Flag carrier Philippine Airlines signed a $260-million long-term agreement with affiliate Lufthansa Technik Philippines for the maintenance of the airline’s new Airbus planes.
This was disclosed yesterday by MacroAsia Corp., a listed aviation support company that owns 49 percent of Lufthansa Technik. Taipan Lucio Tan owns both PAL and MacroAsia.
PAL tapped Lufthansa Technik for a 12-year maintenance agreement for its incoming Airbus A350s and A321s, the stock exchange filing showed.
“This agreement between PAL and [Lufthansa Technik] is a testament to their solid partnership, aligned with the overall goal of delivering a better flying experience for PAL’s passengers,” MacrosAsia said in its filing.
It noted that Lufthansa Technik had been preparing for the arrival of the new planes as early as 2016. The company, it said, would invest $15 million “to cover the training of mechanics, facility adjustments and for tooling and materials.”
PAL is taking delivery of four A350-900s, six Airbus A321neos and five Bombardier Q400s in 2018. This will bring its fleet to 98 planes by the end of the year.
PAL earlier ordered 21 A321neos and six A350s. It said the A321s would be used to service its Australia and Asia routes while the A350s would be for flights to North America and Europe.
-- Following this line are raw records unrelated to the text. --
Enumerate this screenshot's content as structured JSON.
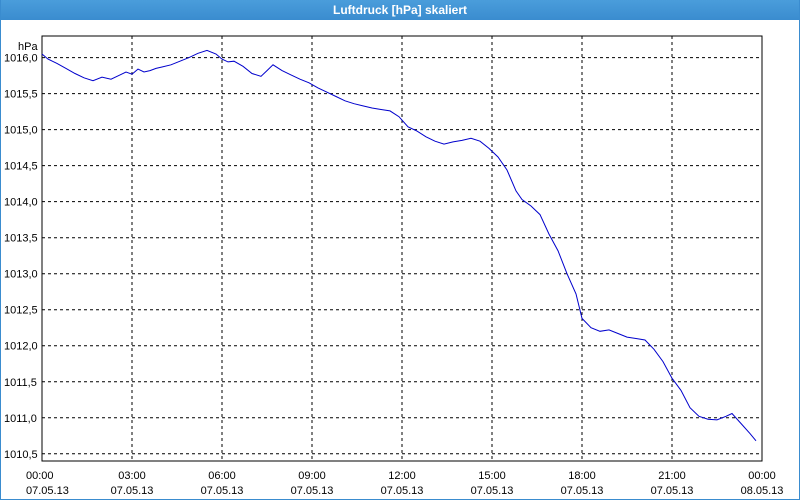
{
  "window": {
    "title": "Luftdruck [hPa] skaliert"
  },
  "colors": {
    "titlebar": "#3a8ccf",
    "line": "#0000cc",
    "grid": "#000000"
  },
  "chart_data": {
    "type": "line",
    "title": "Luftdruck [hPa] skaliert",
    "ylabel": "hPa",
    "xlabel": "",
    "x_unit": "hours since 07.05.13 00:00",
    "xlim": [
      0,
      24
    ],
    "ylim": [
      1010.4,
      1016.3
    ],
    "grid": true,
    "y_ticks": [
      "1010,5",
      "1011,0",
      "1011,5",
      "1012,0",
      "1012,5",
      "1013,0",
      "1013,5",
      "1014,0",
      "1014,5",
      "1015,0",
      "1015,5",
      "1016,0"
    ],
    "y_tick_values": [
      1010.5,
      1011.0,
      1011.5,
      1012.0,
      1012.5,
      1013.0,
      1013.5,
      1014.0,
      1014.5,
      1015.0,
      1015.5,
      1016.0
    ],
    "x_ticks": [
      {
        "time": "00:00",
        "date": "07.05.13",
        "x": 0
      },
      {
        "time": "03:00",
        "date": "07.05.13",
        "x": 3
      },
      {
        "time": "06:00",
        "date": "07.05.13",
        "x": 6
      },
      {
        "time": "09:00",
        "date": "07.05.13",
        "x": 9
      },
      {
        "time": "12:00",
        "date": "07.05.13",
        "x": 12
      },
      {
        "time": "15:00",
        "date": "07.05.13",
        "x": 15
      },
      {
        "time": "18:00",
        "date": "07.05.13",
        "x": 18
      },
      {
        "time": "21:00",
        "date": "07.05.13",
        "x": 21
      },
      {
        "time": "00:00",
        "date": "08.05.13",
        "x": 24
      }
    ],
    "series": [
      {
        "name": "",
        "x": [
          0,
          0.2,
          0.5,
          0.8,
          1.1,
          1.4,
          1.7,
          2.0,
          2.3,
          2.6,
          2.8,
          3.0,
          3.2,
          3.4,
          3.6,
          3.8,
          4.0,
          4.3,
          4.6,
          4.9,
          5.2,
          5.5,
          5.8,
          6.0,
          6.2,
          6.4,
          6.7,
          7.0,
          7.3,
          7.5,
          7.7,
          8.0,
          8.3,
          8.6,
          8.9,
          9.2,
          9.5,
          9.8,
          10.1,
          10.4,
          10.7,
          11.0,
          11.3,
          11.6,
          11.9,
          12.2,
          12.5,
          12.8,
          13.1,
          13.4,
          13.7,
          14.0,
          14.3,
          14.6,
          14.9,
          15.2,
          15.5,
          15.8,
          16.0,
          16.3,
          16.6,
          16.9,
          17.2,
          17.5,
          17.8,
          18.0,
          18.3,
          18.6,
          18.9,
          19.2,
          19.5,
          19.8,
          20.1,
          20.4,
          20.7,
          21.0,
          21.3,
          21.6,
          21.9,
          22.2,
          22.5,
          22.8,
          23.0,
          23.3,
          23.6,
          23.8
        ],
        "y": [
          1016.05,
          1015.98,
          1015.92,
          1015.85,
          1015.78,
          1015.72,
          1015.68,
          1015.73,
          1015.7,
          1015.76,
          1015.8,
          1015.77,
          1015.84,
          1015.8,
          1015.82,
          1015.85,
          1015.87,
          1015.9,
          1015.95,
          1016.0,
          1016.06,
          1016.1,
          1016.05,
          1015.98,
          1015.94,
          1015.95,
          1015.88,
          1015.78,
          1015.74,
          1015.82,
          1015.9,
          1015.82,
          1015.76,
          1015.7,
          1015.65,
          1015.58,
          1015.52,
          1015.46,
          1015.4,
          1015.36,
          1015.33,
          1015.3,
          1015.28,
          1015.26,
          1015.18,
          1015.04,
          1014.98,
          1014.9,
          1014.84,
          1014.8,
          1014.83,
          1014.85,
          1014.88,
          1014.84,
          1014.74,
          1014.62,
          1014.44,
          1014.15,
          1014.03,
          1013.94,
          1013.82,
          1013.55,
          1013.32,
          1013.0,
          1012.72,
          1012.38,
          1012.25,
          1012.2,
          1012.22,
          1012.17,
          1012.12,
          1012.1,
          1012.08,
          1011.95,
          1011.78,
          1011.55,
          1011.38,
          1011.14,
          1011.02,
          1010.98,
          1010.97,
          1011.02,
          1011.06,
          1010.92,
          1010.78,
          1010.68
        ]
      }
    ]
  }
}
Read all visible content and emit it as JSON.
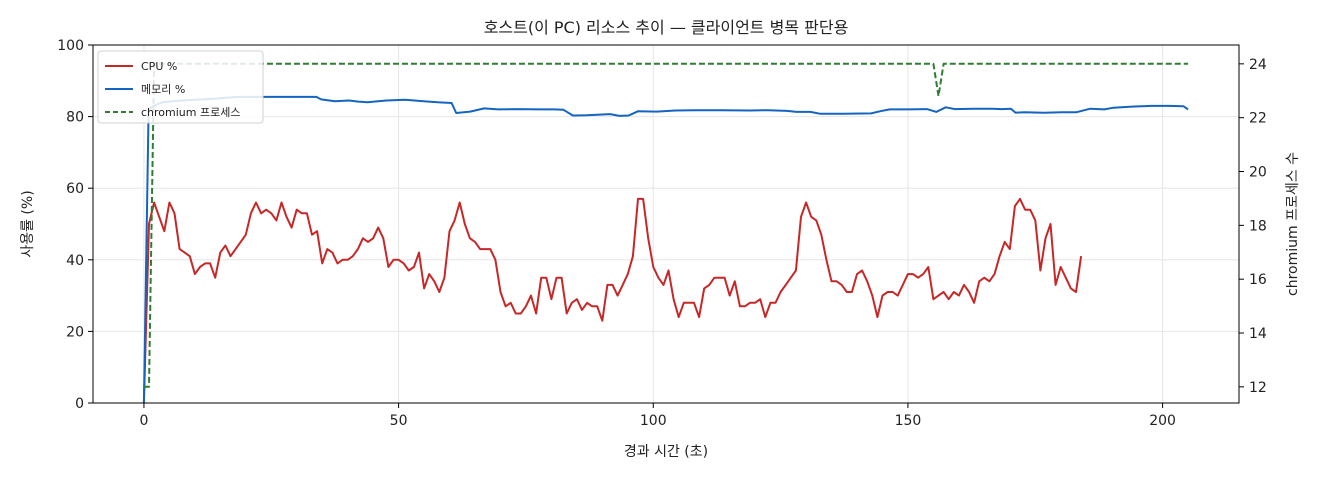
{
  "chart_data": {
    "type": "line",
    "title": "호스트(이 PC) 리소스 추이 — 클라이언트 병목 판단용",
    "xlabel": "경과 시간 (초)",
    "ylabel": "사용률 (%)",
    "y2label": "chromium 프로세스 수",
    "xlim": [
      -10,
      215
    ],
    "ylim": [
      0,
      100
    ],
    "y2lim": [
      11.4,
      24.7
    ],
    "xticks": [
      0,
      50,
      100,
      150,
      200
    ],
    "yticks": [
      0,
      20,
      40,
      60,
      80,
      100
    ],
    "y2ticks": [
      12,
      14,
      16,
      18,
      20,
      22,
      24
    ],
    "grid": true,
    "legend_position": "top-left",
    "series": [
      {
        "name": "CPU %",
        "axis": "left",
        "color": "#c62828",
        "style": "solid",
        "points": [
          [
            0,
            0
          ],
          [
            1,
            50
          ],
          [
            2,
            56
          ],
          [
            3,
            52
          ],
          [
            4,
            48
          ],
          [
            5,
            56
          ],
          [
            6,
            53
          ],
          [
            7,
            43
          ],
          [
            8,
            42
          ],
          [
            9,
            41
          ],
          [
            10,
            36
          ],
          [
            11,
            38
          ],
          [
            12,
            39
          ],
          [
            13,
            39
          ],
          [
            14,
            35
          ],
          [
            15,
            42
          ],
          [
            16,
            44
          ],
          [
            17,
            41
          ],
          [
            18,
            43
          ],
          [
            19,
            45
          ],
          [
            20,
            47
          ],
          [
            21,
            53
          ],
          [
            22,
            56
          ],
          [
            23,
            53
          ],
          [
            24,
            54
          ],
          [
            25,
            53
          ],
          [
            26,
            51
          ],
          [
            27,
            56
          ],
          [
            28,
            52
          ],
          [
            29,
            49
          ],
          [
            30,
            54
          ],
          [
            31,
            53
          ],
          [
            32,
            53
          ],
          [
            33,
            47
          ],
          [
            34,
            48
          ],
          [
            35,
            39
          ],
          [
            36,
            43
          ],
          [
            37,
            42
          ],
          [
            38,
            39
          ],
          [
            39,
            40
          ],
          [
            40,
            40
          ],
          [
            41,
            41
          ],
          [
            42,
            43
          ],
          [
            43,
            46
          ],
          [
            44,
            45
          ],
          [
            45,
            46
          ],
          [
            46,
            49
          ],
          [
            47,
            46
          ],
          [
            48,
            38
          ],
          [
            49,
            40
          ],
          [
            50,
            40
          ],
          [
            51,
            39
          ],
          [
            52,
            37
          ],
          [
            53,
            38
          ],
          [
            54,
            42
          ],
          [
            55,
            32
          ],
          [
            56,
            36
          ],
          [
            57,
            34
          ],
          [
            58,
            31
          ],
          [
            59,
            35
          ],
          [
            60,
            48
          ],
          [
            61,
            51
          ],
          [
            62,
            56
          ],
          [
            63,
            50
          ],
          [
            64,
            46
          ],
          [
            65,
            45
          ],
          [
            66,
            43
          ],
          [
            67,
            43
          ],
          [
            68,
            43
          ],
          [
            69,
            40
          ],
          [
            70,
            31
          ],
          [
            71,
            27
          ],
          [
            72,
            28
          ],
          [
            73,
            25
          ],
          [
            74,
            25
          ],
          [
            75,
            27
          ],
          [
            76,
            30
          ],
          [
            77,
            25
          ],
          [
            78,
            35
          ],
          [
            79,
            35
          ],
          [
            80,
            29
          ],
          [
            81,
            35
          ],
          [
            82,
            35
          ],
          [
            83,
            25
          ],
          [
            84,
            28
          ],
          [
            85,
            29
          ],
          [
            86,
            26
          ],
          [
            87,
            28
          ],
          [
            88,
            27
          ],
          [
            89,
            27
          ],
          [
            90,
            23
          ],
          [
            91,
            33
          ],
          [
            92,
            33
          ],
          [
            93,
            30
          ],
          [
            94,
            33
          ],
          [
            95,
            36
          ],
          [
            96,
            41
          ],
          [
            97,
            57
          ],
          [
            98,
            57
          ],
          [
            99,
            46
          ],
          [
            100,
            38
          ],
          [
            101,
            35
          ],
          [
            102,
            33
          ],
          [
            103,
            37
          ],
          [
            104,
            29
          ],
          [
            105,
            24
          ],
          [
            106,
            28
          ],
          [
            107,
            28
          ],
          [
            108,
            28
          ],
          [
            109,
            24
          ],
          [
            110,
            32
          ],
          [
            111,
            33
          ],
          [
            112,
            35
          ],
          [
            113,
            35
          ],
          [
            114,
            35
          ],
          [
            115,
            30
          ],
          [
            116,
            34
          ],
          [
            117,
            27
          ],
          [
            118,
            27
          ],
          [
            119,
            28
          ],
          [
            120,
            28
          ],
          [
            121,
            29
          ],
          [
            122,
            24
          ],
          [
            123,
            28
          ],
          [
            124,
            28
          ],
          [
            125,
            31
          ],
          [
            126,
            33
          ],
          [
            127,
            35
          ],
          [
            128,
            37
          ],
          [
            129,
            52
          ],
          [
            130,
            56
          ],
          [
            131,
            52
          ],
          [
            132,
            51
          ],
          [
            133,
            47
          ],
          [
            134,
            40
          ],
          [
            135,
            34
          ],
          [
            136,
            34
          ],
          [
            137,
            33
          ],
          [
            138,
            31
          ],
          [
            139,
            31
          ],
          [
            140,
            36
          ],
          [
            141,
            37
          ],
          [
            142,
            34
          ],
          [
            143,
            30
          ],
          [
            144,
            24
          ],
          [
            145,
            30
          ],
          [
            146,
            31
          ],
          [
            147,
            31
          ],
          [
            148,
            30
          ],
          [
            149,
            33
          ],
          [
            150,
            36
          ],
          [
            151,
            36
          ],
          [
            152,
            35
          ],
          [
            153,
            36
          ],
          [
            154,
            38
          ],
          [
            155,
            29
          ],
          [
            156,
            30
          ],
          [
            157,
            31
          ],
          [
            158,
            29
          ],
          [
            159,
            31
          ],
          [
            160,
            30
          ],
          [
            161,
            33
          ],
          [
            162,
            31
          ],
          [
            163,
            28
          ],
          [
            164,
            34
          ],
          [
            165,
            35
          ],
          [
            166,
            34
          ],
          [
            167,
            36
          ],
          [
            168,
            41
          ],
          [
            169,
            45
          ],
          [
            170,
            43
          ],
          [
            171,
            55
          ],
          [
            172,
            57
          ],
          [
            173,
            54
          ],
          [
            174,
            54
          ],
          [
            175,
            51
          ],
          [
            176,
            37
          ],
          [
            177,
            46
          ],
          [
            178,
            50
          ],
          [
            179,
            33
          ],
          [
            180,
            38
          ],
          [
            181,
            35
          ],
          [
            182,
            32
          ],
          [
            183,
            31
          ],
          [
            184,
            41
          ]
        ]
      },
      {
        "name": "메모리 %",
        "axis": "left",
        "color": "#1565c0",
        "style": "solid",
        "points": [
          [
            0,
            0
          ],
          [
            1,
            82
          ],
          [
            2,
            83
          ],
          [
            4,
            84
          ],
          [
            8,
            84.5
          ],
          [
            15,
            85
          ],
          [
            20,
            85.5
          ],
          [
            30,
            85.5
          ],
          [
            37,
            85.5
          ],
          [
            38,
            84.8
          ],
          [
            41,
            84.3
          ],
          [
            44,
            84.5
          ],
          [
            46,
            84.2
          ],
          [
            48,
            84
          ],
          [
            52,
            84.5
          ],
          [
            56,
            84.7
          ],
          [
            60,
            84.3
          ],
          [
            63,
            84
          ],
          [
            66,
            83.8
          ],
          [
            67,
            81
          ],
          [
            70,
            81.4
          ],
          [
            73,
            82.3
          ],
          [
            76,
            82
          ],
          [
            80,
            82.1
          ],
          [
            85,
            82
          ],
          [
            88,
            82
          ],
          [
            90,
            81.9
          ],
          [
            92,
            80.3
          ],
          [
            95,
            80.4
          ],
          [
            100,
            80.7
          ],
          [
            102,
            80.2
          ],
          [
            104,
            80.3
          ],
          [
            106,
            81.5
          ],
          [
            110,
            81.4
          ],
          [
            114,
            81.7
          ],
          [
            118,
            81.8
          ],
          [
            124,
            81.8
          ],
          [
            130,
            81.7
          ],
          [
            134,
            81.8
          ],
          [
            138,
            81.6
          ],
          [
            140,
            81.3
          ],
          [
            143,
            81.3
          ],
          [
            145,
            80.8
          ],
          [
            150,
            80.8
          ],
          [
            156,
            80.9
          ],
          [
            158,
            81.5
          ],
          [
            160,
            82
          ],
          [
            164,
            82
          ],
          [
            168,
            82.1
          ],
          [
            170,
            81.3
          ],
          [
            172,
            82.6
          ],
          [
            174,
            82.1
          ],
          [
            178,
            82.2
          ],
          [
            182,
            82.2
          ],
          [
            184,
            82.1
          ],
          [
            186,
            82.2
          ],
          [
            187,
            81.1
          ],
          [
            189,
            81.2
          ],
          [
            193,
            81.1
          ],
          [
            197,
            81.2
          ],
          [
            200,
            81.2
          ],
          [
            203,
            82.2
          ],
          [
            206,
            82
          ],
          [
            208,
            82.5
          ],
          [
            212,
            82.8
          ],
          [
            216,
            83
          ],
          [
            220,
            83
          ],
          [
            223,
            82.9
          ],
          [
            224,
            82
          ]
        ],
        "x_scale_note": ""
      },
      {
        "name": "chromium 프로세스",
        "axis": "right",
        "color": "#2e7d32",
        "style": "dashed",
        "points": [
          [
            0,
            12
          ],
          [
            1,
            12
          ],
          [
            2,
            24
          ],
          [
            155,
            24
          ],
          [
            156,
            22.8
          ],
          [
            157,
            24
          ],
          [
            205,
            24
          ]
        ]
      }
    ]
  }
}
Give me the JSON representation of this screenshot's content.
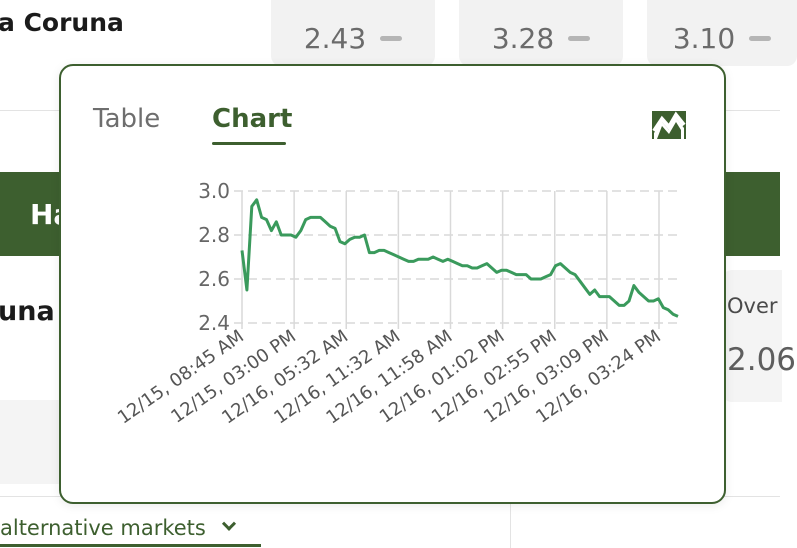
{
  "background": {
    "team_top": "a Coruna",
    "odds": [
      "2.43",
      "3.28",
      "3.10"
    ],
    "band_text": "Ha",
    "team_mid": "una",
    "over_label": "Over",
    "over_value": "2.06",
    "alt_markets_label": "alternative markets"
  },
  "popover": {
    "tabs": {
      "table": "Table",
      "chart": "Chart"
    },
    "active_tab": "Chart",
    "icon": "chart-line-icon"
  },
  "colors": {
    "accent": "#3d5f2f",
    "line": "#3a9a5c",
    "grid": "#d9d9d9"
  },
  "chart_data": {
    "type": "line",
    "title": "",
    "xlabel": "",
    "ylabel": "",
    "ylim": [
      2.4,
      3.0
    ],
    "yticks": [
      "2.4",
      "2.6",
      "2.8",
      "3.0"
    ],
    "xticks": [
      "12/15, 08:45 AM",
      "12/15, 03:00 PM",
      "12/16, 05:32 AM",
      "12/16, 11:32 AM",
      "12/16, 11:58 AM",
      "12/16, 01:02 PM",
      "12/16, 02:55 PM",
      "12/16, 03:09 PM",
      "12/16, 03:24 PM"
    ],
    "grid": true,
    "values": [
      2.73,
      2.55,
      2.93,
      2.96,
      2.88,
      2.87,
      2.82,
      2.86,
      2.8,
      2.8,
      2.8,
      2.79,
      2.82,
      2.87,
      2.88,
      2.88,
      2.88,
      2.86,
      2.84,
      2.83,
      2.77,
      2.76,
      2.78,
      2.79,
      2.79,
      2.8,
      2.72,
      2.72,
      2.73,
      2.73,
      2.72,
      2.71,
      2.7,
      2.69,
      2.68,
      2.68,
      2.69,
      2.69,
      2.69,
      2.7,
      2.69,
      2.68,
      2.69,
      2.68,
      2.67,
      2.66,
      2.66,
      2.65,
      2.65,
      2.66,
      2.67,
      2.65,
      2.63,
      2.64,
      2.64,
      2.63,
      2.62,
      2.62,
      2.62,
      2.6,
      2.6,
      2.6,
      2.61,
      2.62,
      2.66,
      2.67,
      2.65,
      2.63,
      2.62,
      2.59,
      2.56,
      2.53,
      2.55,
      2.52,
      2.52,
      2.52,
      2.5,
      2.48,
      2.48,
      2.5,
      2.57,
      2.54,
      2.52,
      2.5,
      2.5,
      2.51,
      2.47,
      2.46,
      2.44,
      2.43
    ]
  }
}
The fleet modernization is part of PAL’s goal to become a five-star carrier by 2020. It recently bagged four-star status following an audit by Skytrax.
PAL Holdings, the operator of PAL, posted a P1.1-billion loss in the first quarter of 2018 as the higher price of oil took its toll on the airline’s bottom line.
This came despite overall better demand. Total revenues hit P36.79 billion, up almost 13 percent. Passenger revenues alone amounted to P32.04 billion, up 14 percent. PAL Holdings, however, recorded a decline in cargo revenues at P2.43 billion, down 9.6 percent.
PAL ramped up operations last year, pushing up total expenses to P36.9 billion, higher by almost 14 percent.